Eaux souterraines et forages

Les eaux souterraines et les forages

 
 

Forages, captages et puits sont soumis à une réglementation et doivent être habituellement déclarés.

Le Morbihan est pourvu de ressources en eau abondantes mais d’intérêt local, convenant à des consommations limitées, comme l’alimentation en eau de petites collectivités, des industries, des élevages, éventuellement l’irrigation de faibles surfaces.
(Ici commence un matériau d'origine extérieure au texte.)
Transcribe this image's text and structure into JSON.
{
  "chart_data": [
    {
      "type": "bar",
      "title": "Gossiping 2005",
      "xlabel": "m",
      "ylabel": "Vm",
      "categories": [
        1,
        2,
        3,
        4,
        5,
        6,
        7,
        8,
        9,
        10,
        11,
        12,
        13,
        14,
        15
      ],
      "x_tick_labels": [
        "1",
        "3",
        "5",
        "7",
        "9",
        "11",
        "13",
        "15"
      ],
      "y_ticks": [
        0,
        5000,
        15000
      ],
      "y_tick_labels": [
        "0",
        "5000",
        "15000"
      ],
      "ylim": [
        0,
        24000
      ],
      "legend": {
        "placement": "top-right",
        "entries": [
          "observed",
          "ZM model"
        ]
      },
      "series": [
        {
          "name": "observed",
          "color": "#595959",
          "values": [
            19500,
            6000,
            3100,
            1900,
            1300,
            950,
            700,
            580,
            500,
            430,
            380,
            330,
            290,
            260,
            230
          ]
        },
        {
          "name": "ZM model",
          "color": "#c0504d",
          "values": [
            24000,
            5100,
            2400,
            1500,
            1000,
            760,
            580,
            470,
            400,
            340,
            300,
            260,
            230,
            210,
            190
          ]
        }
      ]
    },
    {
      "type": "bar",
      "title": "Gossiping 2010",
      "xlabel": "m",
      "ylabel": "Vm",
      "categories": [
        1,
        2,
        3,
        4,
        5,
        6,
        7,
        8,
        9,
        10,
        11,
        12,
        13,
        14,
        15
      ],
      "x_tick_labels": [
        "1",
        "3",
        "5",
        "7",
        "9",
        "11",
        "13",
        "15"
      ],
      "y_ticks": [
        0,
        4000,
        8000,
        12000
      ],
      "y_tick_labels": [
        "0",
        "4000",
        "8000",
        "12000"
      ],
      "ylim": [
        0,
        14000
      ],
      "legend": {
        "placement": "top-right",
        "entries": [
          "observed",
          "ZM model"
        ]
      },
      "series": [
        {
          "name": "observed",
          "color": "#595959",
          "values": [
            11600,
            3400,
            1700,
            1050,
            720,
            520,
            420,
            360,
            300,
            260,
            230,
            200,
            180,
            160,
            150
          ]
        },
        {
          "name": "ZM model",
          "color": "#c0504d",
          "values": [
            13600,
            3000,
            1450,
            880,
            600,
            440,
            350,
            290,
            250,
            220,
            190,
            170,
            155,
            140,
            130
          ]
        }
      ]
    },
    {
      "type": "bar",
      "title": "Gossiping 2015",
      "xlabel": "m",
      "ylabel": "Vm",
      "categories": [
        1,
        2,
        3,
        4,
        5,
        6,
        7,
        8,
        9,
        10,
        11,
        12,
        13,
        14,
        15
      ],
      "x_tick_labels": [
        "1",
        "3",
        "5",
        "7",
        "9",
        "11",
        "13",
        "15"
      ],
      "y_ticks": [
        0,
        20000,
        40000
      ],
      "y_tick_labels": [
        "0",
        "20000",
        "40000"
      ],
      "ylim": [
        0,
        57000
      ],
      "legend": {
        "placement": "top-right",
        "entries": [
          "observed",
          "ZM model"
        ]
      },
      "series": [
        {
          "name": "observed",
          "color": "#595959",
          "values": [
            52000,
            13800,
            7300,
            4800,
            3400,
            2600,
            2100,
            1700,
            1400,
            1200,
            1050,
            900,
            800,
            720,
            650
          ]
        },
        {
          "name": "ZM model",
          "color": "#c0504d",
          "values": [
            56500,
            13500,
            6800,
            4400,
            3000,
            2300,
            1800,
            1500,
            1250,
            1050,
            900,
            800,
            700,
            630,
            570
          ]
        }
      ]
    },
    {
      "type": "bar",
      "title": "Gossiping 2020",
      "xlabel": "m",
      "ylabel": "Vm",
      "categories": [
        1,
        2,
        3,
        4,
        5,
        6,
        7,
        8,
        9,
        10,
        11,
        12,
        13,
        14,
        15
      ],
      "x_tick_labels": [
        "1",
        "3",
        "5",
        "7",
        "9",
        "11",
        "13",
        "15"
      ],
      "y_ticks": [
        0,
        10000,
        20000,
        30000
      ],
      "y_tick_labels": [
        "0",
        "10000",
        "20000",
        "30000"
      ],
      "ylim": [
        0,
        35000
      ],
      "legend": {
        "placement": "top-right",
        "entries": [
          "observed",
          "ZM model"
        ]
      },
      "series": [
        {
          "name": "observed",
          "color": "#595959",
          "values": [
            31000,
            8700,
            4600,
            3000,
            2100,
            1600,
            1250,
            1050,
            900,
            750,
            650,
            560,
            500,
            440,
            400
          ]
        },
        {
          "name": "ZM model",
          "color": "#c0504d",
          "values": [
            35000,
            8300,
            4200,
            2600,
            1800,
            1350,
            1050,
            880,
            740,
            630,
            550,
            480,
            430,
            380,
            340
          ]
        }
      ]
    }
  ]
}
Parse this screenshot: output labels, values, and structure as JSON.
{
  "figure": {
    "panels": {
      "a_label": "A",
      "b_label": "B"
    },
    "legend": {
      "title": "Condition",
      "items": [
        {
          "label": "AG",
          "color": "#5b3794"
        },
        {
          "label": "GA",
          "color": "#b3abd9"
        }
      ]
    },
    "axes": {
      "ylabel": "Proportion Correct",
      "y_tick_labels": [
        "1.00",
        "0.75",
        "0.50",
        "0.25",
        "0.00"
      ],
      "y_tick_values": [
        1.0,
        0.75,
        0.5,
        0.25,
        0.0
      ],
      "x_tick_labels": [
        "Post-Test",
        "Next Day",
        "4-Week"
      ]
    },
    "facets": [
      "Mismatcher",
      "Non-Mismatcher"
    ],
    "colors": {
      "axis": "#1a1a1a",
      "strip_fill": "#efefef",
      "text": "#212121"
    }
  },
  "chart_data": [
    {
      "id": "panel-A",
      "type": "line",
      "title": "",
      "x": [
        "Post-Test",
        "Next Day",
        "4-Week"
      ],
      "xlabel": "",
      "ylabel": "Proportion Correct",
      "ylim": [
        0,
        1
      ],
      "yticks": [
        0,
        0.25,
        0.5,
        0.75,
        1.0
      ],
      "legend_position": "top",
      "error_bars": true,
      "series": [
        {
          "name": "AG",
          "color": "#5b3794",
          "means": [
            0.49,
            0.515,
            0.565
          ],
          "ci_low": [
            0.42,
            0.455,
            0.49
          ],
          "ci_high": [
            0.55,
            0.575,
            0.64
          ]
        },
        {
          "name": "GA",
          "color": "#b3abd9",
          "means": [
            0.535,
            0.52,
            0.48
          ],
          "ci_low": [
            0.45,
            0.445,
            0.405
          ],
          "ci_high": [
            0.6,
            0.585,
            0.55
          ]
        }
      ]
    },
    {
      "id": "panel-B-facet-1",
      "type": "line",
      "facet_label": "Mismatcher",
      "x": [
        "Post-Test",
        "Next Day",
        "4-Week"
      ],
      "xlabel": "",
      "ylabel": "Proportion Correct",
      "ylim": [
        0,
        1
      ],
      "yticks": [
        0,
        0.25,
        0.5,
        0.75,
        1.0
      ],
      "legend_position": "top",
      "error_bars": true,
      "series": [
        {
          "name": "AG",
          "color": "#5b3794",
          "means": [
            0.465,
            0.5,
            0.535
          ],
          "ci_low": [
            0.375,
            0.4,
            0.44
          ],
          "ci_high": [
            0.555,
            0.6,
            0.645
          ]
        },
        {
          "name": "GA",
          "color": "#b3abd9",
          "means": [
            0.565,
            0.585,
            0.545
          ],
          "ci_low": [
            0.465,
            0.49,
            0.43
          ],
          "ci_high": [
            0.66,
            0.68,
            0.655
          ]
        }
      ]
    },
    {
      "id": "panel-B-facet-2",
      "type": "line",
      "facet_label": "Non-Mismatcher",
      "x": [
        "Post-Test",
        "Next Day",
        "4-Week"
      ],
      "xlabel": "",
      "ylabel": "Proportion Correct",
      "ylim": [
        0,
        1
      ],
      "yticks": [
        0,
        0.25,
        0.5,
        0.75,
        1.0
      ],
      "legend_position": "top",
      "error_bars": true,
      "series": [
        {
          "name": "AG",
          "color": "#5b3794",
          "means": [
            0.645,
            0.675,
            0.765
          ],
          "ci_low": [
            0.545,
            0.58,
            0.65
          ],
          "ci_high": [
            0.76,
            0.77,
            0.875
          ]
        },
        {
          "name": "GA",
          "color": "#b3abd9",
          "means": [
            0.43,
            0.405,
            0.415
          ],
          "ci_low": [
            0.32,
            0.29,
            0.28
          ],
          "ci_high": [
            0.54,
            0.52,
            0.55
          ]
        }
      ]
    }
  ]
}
Une ressource limitée par la géologie

Sur un socle géologique de schistes et de granites, le Morbihan possède des eaux souterraines contenues dans les altérations de surface (sableuses) et dans des réseaux de failles localisés, indépendants entre eux. Sauf exception, ces capacités aquifères dispersées ne peuvent satisfaire que des besoins limités, insuffisants par exemple pour une grande collectivité. C’est pourquoi l’alimentation en eau ne recourt à l’eau souterraine que pour 15 % des besoins, avec 67 prises d’eau, tandis qu’elle prélève 85 % de la consommation dans les cours d’eau et les retenues. Les disponibilités en eau souterraine peuvent satisfaire de petites collectivités rurales, des élevages, principalement bovins, des activités artisanales et même industrielles, quelques irrigations limitées, ou encore des usages publics spécifiques tels que l’arrosage d’espaces verts. 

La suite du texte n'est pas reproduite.